“Significant fractions” of Pope Leo XIV’s recent encyclical on the dangers of artificial intelligence were actually written by artificial intelligence, analyst Linch Zhang claims.
In the 42,000-word ‘Magnifica Humanitas’ (Magnificent Humanity), the pontiff warned of the growing, state-like power of Silicon Valley, the immorality of autonomous weapons, and the dangers of allowing AI to “construct a new Tower of Babel” and reduce human beings to “a resource to be used and exploited.”
Despite its appeal for AI to be regulated and “disarmed,” large portions of ‘Magnifica Humanitas’ show some telltale signs of being written by AI, Zhang claimed in a blog post on Tuesday.
“Phrases and punctuation much more commonly used by AI are much more present in this papal encyclical than past encyclicals,” Zhang wrote, pointing to the document’s use of em-dashes (127 instances, compared to 26 across four encyclicals by Pope Francis) and “tricolons: a series of three parallel words, phrases, or clauses used for rhetorical effect.”

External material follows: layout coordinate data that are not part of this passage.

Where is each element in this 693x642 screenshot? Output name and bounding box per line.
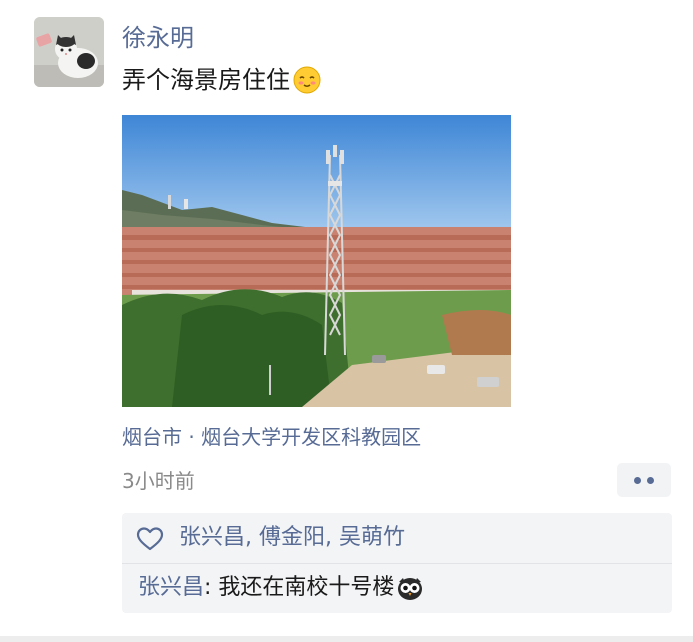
avatar[interactable] bbox=[34, 17, 104, 87]
comment-separator: : bbox=[204, 575, 219, 600]
comment-author[interactable]: 张兴昌 bbox=[138, 573, 204, 603]
username[interactable]: 徐永明 bbox=[122, 22, 194, 54]
owl-emoji-icon bbox=[396, 574, 424, 602]
seaside-landscape-image bbox=[122, 115, 511, 407]
post-text-content: 弄个海景房住住 bbox=[122, 66, 290, 94]
comment-item[interactable]: 张兴昌 : 我还在南校十号楼 bbox=[138, 573, 424, 603]
bottom-divider bbox=[0, 636, 693, 642]
interaction-panel: 张兴昌, 傅金阳, 吴萌竹 张兴昌 : 我还在南校十号楼 bbox=[122, 513, 672, 613]
location-link[interactable]: 烟台市 · 烟台大学开发区科教园区 bbox=[122, 423, 421, 451]
dot-icon bbox=[634, 477, 641, 484]
more-actions-button[interactable] bbox=[617, 463, 671, 497]
likes-row: 张兴昌, 傅金阳, 吴萌竹 bbox=[122, 513, 672, 563]
heart-outline-icon bbox=[136, 526, 164, 552]
shy-smile-emoji-icon bbox=[292, 65, 322, 95]
divider bbox=[122, 563, 672, 564]
post-text: 弄个海景房住住 bbox=[122, 64, 322, 96]
avatar-cat-image bbox=[34, 17, 104, 87]
dot-icon bbox=[647, 477, 654, 484]
post-timestamp: 3小时前 bbox=[122, 469, 195, 493]
likes-names[interactable]: 张兴昌, 傅金阳, 吴萌竹 bbox=[179, 523, 405, 553]
post-photo[interactable] bbox=[122, 115, 511, 407]
comment-text: 我还在南校十号楼 bbox=[218, 575, 395, 600]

Running the text through AI detector Pangram, Zhang found that some paragraphs were “essentially 0% AI,” but others were between 40% and 100% AI-written. All four of Francis’ encyclicals registered as entirely human-written, as did writings by Popes Benedict XVI and John Paul II. Pangram also flagged the Italian version of the encyclical for AI, suggesting that artificial intelligence was not just used to translate the document.

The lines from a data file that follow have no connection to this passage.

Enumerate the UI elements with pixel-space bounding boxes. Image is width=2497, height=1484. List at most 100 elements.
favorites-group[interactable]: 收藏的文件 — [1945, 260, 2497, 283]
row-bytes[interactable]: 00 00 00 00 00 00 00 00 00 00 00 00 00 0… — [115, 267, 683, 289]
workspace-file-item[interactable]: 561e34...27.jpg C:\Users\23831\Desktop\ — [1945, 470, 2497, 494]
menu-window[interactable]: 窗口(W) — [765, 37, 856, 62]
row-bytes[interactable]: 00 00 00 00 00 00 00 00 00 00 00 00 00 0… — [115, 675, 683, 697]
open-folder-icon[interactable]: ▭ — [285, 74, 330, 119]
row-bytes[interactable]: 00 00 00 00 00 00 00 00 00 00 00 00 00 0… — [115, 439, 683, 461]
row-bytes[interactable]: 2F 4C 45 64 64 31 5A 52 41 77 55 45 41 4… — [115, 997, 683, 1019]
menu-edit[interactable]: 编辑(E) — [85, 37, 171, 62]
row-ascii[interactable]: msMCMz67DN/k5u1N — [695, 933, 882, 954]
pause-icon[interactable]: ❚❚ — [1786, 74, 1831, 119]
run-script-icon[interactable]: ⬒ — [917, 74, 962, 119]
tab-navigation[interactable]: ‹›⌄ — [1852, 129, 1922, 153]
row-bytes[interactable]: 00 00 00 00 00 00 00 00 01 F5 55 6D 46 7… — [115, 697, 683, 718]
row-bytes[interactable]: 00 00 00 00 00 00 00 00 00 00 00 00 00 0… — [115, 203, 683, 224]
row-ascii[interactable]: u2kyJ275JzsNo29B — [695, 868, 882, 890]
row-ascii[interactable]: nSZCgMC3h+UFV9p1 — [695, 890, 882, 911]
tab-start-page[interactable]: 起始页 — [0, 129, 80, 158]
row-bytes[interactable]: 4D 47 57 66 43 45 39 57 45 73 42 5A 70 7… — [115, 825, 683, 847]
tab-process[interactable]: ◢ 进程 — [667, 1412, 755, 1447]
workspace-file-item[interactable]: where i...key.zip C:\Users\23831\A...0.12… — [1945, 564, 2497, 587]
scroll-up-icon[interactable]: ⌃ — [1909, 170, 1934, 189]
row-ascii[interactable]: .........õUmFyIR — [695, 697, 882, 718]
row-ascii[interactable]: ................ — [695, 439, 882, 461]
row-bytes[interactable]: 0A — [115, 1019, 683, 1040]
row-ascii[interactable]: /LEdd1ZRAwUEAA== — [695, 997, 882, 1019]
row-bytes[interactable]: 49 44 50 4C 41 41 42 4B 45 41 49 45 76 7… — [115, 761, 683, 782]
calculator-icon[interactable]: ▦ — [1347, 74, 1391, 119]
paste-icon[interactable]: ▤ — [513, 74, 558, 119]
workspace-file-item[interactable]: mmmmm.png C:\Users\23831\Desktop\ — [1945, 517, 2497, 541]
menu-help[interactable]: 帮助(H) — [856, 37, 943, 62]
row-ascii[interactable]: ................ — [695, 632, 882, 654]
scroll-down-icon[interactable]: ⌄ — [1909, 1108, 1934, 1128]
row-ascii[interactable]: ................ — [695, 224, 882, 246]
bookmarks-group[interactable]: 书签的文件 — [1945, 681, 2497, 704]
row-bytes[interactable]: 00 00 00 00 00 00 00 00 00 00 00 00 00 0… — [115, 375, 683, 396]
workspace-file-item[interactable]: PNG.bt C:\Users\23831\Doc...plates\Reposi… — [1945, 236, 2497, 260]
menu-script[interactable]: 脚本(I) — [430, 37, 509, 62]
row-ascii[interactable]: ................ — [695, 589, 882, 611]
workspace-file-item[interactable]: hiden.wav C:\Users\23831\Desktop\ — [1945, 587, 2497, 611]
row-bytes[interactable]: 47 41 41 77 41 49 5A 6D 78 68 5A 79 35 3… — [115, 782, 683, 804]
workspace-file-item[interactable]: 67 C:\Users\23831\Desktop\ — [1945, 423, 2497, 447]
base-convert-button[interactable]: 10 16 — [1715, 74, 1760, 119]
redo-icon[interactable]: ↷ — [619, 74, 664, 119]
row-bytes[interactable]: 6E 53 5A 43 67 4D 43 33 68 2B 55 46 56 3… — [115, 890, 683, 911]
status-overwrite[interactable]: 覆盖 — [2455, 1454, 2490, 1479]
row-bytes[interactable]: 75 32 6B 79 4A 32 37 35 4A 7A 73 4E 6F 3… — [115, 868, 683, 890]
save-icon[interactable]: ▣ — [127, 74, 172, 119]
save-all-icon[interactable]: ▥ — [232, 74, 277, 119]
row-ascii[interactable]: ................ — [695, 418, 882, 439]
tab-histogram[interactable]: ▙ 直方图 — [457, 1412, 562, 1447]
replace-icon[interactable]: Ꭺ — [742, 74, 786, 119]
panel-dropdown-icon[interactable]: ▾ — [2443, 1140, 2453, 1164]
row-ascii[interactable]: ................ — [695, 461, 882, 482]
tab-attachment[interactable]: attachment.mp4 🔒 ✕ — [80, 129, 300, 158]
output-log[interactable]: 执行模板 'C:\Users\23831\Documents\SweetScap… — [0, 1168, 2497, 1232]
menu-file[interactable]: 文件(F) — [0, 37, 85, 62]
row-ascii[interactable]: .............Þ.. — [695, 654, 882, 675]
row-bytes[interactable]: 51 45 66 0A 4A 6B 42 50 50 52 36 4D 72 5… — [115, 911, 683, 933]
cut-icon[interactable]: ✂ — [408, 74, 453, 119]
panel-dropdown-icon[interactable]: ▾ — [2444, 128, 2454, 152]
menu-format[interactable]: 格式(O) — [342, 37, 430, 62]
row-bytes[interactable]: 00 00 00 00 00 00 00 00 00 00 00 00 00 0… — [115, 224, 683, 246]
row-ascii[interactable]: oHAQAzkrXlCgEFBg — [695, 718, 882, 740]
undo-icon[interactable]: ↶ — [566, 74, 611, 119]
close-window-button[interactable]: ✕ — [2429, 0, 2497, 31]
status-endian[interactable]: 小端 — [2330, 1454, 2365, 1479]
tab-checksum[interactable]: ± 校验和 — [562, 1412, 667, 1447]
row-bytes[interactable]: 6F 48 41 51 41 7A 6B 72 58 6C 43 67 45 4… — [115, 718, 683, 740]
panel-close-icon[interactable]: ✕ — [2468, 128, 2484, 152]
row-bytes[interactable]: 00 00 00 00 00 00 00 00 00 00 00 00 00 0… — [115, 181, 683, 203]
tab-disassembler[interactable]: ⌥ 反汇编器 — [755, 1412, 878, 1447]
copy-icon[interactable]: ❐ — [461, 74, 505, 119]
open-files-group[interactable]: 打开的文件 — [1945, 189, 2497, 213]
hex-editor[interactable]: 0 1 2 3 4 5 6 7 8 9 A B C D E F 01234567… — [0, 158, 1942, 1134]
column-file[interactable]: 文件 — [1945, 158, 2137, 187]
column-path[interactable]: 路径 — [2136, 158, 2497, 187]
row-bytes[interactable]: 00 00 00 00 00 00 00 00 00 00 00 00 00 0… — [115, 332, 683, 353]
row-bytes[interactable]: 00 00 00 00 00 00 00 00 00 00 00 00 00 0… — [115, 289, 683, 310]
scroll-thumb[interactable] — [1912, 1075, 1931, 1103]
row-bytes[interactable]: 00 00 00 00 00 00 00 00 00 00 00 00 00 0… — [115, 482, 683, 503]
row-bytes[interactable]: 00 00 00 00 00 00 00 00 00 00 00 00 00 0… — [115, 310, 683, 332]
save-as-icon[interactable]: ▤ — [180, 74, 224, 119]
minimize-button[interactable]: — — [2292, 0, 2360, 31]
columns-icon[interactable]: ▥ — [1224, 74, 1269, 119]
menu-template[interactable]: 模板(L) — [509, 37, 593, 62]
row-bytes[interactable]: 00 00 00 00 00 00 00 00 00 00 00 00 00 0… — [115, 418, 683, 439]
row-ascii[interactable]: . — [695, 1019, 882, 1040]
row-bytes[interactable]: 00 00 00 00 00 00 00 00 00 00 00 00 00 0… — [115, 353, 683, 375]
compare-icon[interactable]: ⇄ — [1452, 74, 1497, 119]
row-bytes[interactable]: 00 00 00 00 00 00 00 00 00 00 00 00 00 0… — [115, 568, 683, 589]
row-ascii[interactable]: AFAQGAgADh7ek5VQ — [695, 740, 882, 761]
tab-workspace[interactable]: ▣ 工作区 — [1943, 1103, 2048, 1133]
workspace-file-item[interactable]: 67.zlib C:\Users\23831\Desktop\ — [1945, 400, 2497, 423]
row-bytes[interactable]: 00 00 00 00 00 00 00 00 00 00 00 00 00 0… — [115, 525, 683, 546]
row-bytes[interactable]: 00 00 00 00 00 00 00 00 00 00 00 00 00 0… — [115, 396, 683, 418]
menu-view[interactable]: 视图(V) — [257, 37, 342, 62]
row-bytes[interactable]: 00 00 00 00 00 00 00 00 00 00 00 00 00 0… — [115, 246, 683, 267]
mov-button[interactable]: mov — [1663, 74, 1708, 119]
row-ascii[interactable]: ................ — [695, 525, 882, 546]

When Zhang’s experiment was repeated by The Verge, roughly 46% of the encyclical was determined to be written by AI.
The specific LLM (large language model) used to craft the text was likely Anthropic’s Claude, Zhang claimed, citing his own familiarity with Claude and its overuse of certain words such as “genuinely.”

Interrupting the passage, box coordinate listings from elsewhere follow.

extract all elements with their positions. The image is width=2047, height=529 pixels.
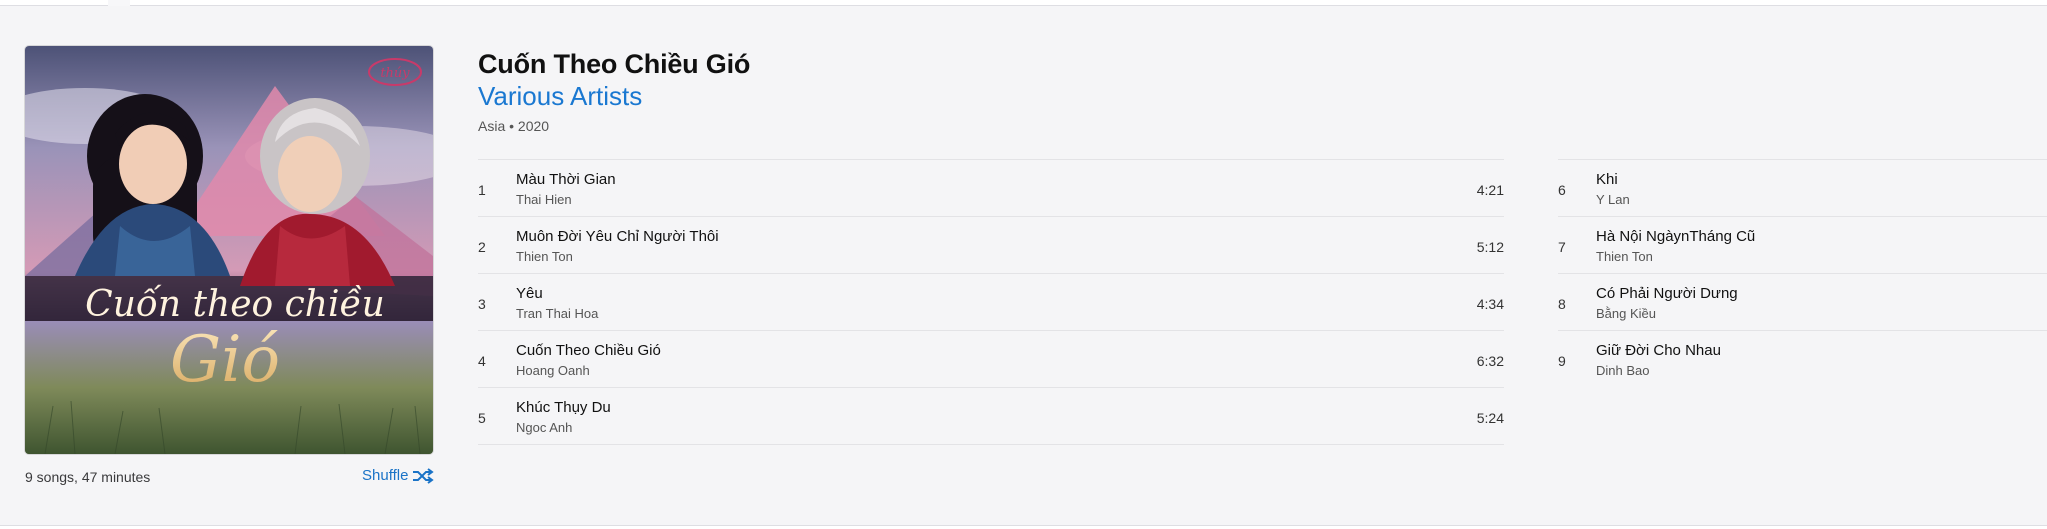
track-title: Khi (1596, 171, 1618, 188)
shuffle-button[interactable]: Shuffle (362, 467, 435, 484)
track-number: 1 (478, 182, 486, 198)
shuffle-icon (413, 467, 435, 484)
track-artist: Y Lan (1596, 192, 1630, 207)
album-artist-link[interactable]: Various Artists (478, 81, 642, 112)
album-summary: 9 songs, 47 minutes (25, 469, 151, 485)
track-duration: 5:12 (1476, 239, 1504, 255)
album-panel: thúy Cuốn theo chiều Gió 9 songs, 47 min… (0, 6, 2047, 526)
track-artist: Thien Ton (516, 249, 573, 264)
track-row[interactable]: 9 Giữ Đời Cho Nhau Dinh Bao (1558, 330, 2047, 387)
cover-script-line1: Cuốn theo chiều (85, 284, 385, 325)
track-title: Yêu (516, 285, 543, 302)
track-duration: 5:24 (1476, 410, 1504, 426)
track-list-right: 6 Khi Y Lan 7 Hà Nội NgàynTháng Cũ Thien… (1558, 159, 2047, 387)
track-title: Giữ Đời Cho Nhau (1596, 342, 1721, 359)
track-title: Khúc Thụy Du (516, 399, 611, 416)
track-artist: Ngoc Anh (516, 420, 573, 435)
album-cover[interactable]: thúy Cuốn theo chiều Gió (25, 46, 433, 454)
track-row[interactable]: 5 Khúc Thụy Du Ngoc Anh 5:24 (478, 387, 1504, 445)
track-number: 2 (478, 239, 486, 255)
album-cover-illustration: thúy Cuốn theo chiều Gió (25, 46, 433, 454)
track-number: 5 (478, 410, 486, 426)
track-number: 7 (1558, 239, 1566, 255)
track-artist: Thai Hien (516, 192, 572, 207)
track-number: 3 (478, 296, 486, 312)
track-duration: 6:32 (1476, 353, 1504, 369)
track-number: 4 (478, 353, 486, 369)
shuffle-label: Shuffle (362, 467, 409, 484)
cover-script-line2: Gió (170, 323, 280, 397)
track-list-left: 1 Màu Thời Gian Thai Hien 4:21 2 Muôn Đờ… (478, 159, 1504, 445)
track-artist: Hoang Oanh (516, 363, 590, 378)
track-artist: Bằng Kiều (1596, 306, 1656, 321)
track-number: 6 (1558, 182, 1566, 198)
track-title: Có Phải Người Dưng (1596, 285, 1738, 302)
track-row[interactable]: 4 Cuốn Theo Chiều Gió Hoang Oanh 6:32 (478, 330, 1504, 387)
track-artist: Dinh Bao (1596, 363, 1650, 378)
track-number: 9 (1558, 353, 1566, 369)
track-row[interactable]: 8 Có Phải Người Dưng Bằng Kiều (1558, 273, 2047, 330)
track-number: 8 (1558, 296, 1566, 312)
track-artist: Tran Thai Hoa (516, 306, 599, 321)
album-genre-year: Asia • 2020 (478, 118, 550, 134)
track-row[interactable]: 3 Yêu Tran Thai Hoa 4:34 (478, 273, 1504, 330)
track-row[interactable]: 6 Khi Y Lan (1558, 159, 2047, 216)
track-title: Cuốn Theo Chiều Gió (516, 342, 661, 359)
track-title: Màu Thời Gian (516, 171, 616, 188)
track-artist: Thien Ton (1596, 249, 1653, 264)
cover-logo-text: thúy (380, 66, 410, 81)
track-title: Hà Nội NgàynTháng Cũ (1596, 228, 1756, 245)
track-row[interactable]: 1 Màu Thời Gian Thai Hien 4:21 (478, 159, 1504, 216)
track-duration: 4:21 (1476, 182, 1504, 198)
track-row[interactable]: 2 Muôn Đời Yêu Chỉ Người Thôi Thien Ton … (478, 216, 1504, 273)
track-duration: 4:34 (1476, 296, 1504, 312)
track-row[interactable]: 7 Hà Nội NgàynTháng Cũ Thien Ton (1558, 216, 2047, 273)
album-title: Cuốn Theo Chiều Gió (478, 49, 751, 79)
track-title: Muôn Đời Yêu Chỉ Người Thôi (516, 228, 719, 245)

The fact that certain paragraphs appear completely free of AI suggests that “some senior Vatican officials heavily used AI assistance for this encyclical and many (probably including Pope Leo himself) didn’t,” Zhang wrote.
“My tentative hypothesis is that Pope Leo does not approve of the AI usage in encyclicals, and plausibly was not even aware of significant AI usage in his own encyclical,” Zhang concluded.
The Vatican has not commented on Zhang’s claims. Nor has Anthropic, whose co-founder, Christopher Olah, delivered an address alongside the Pope on Monday.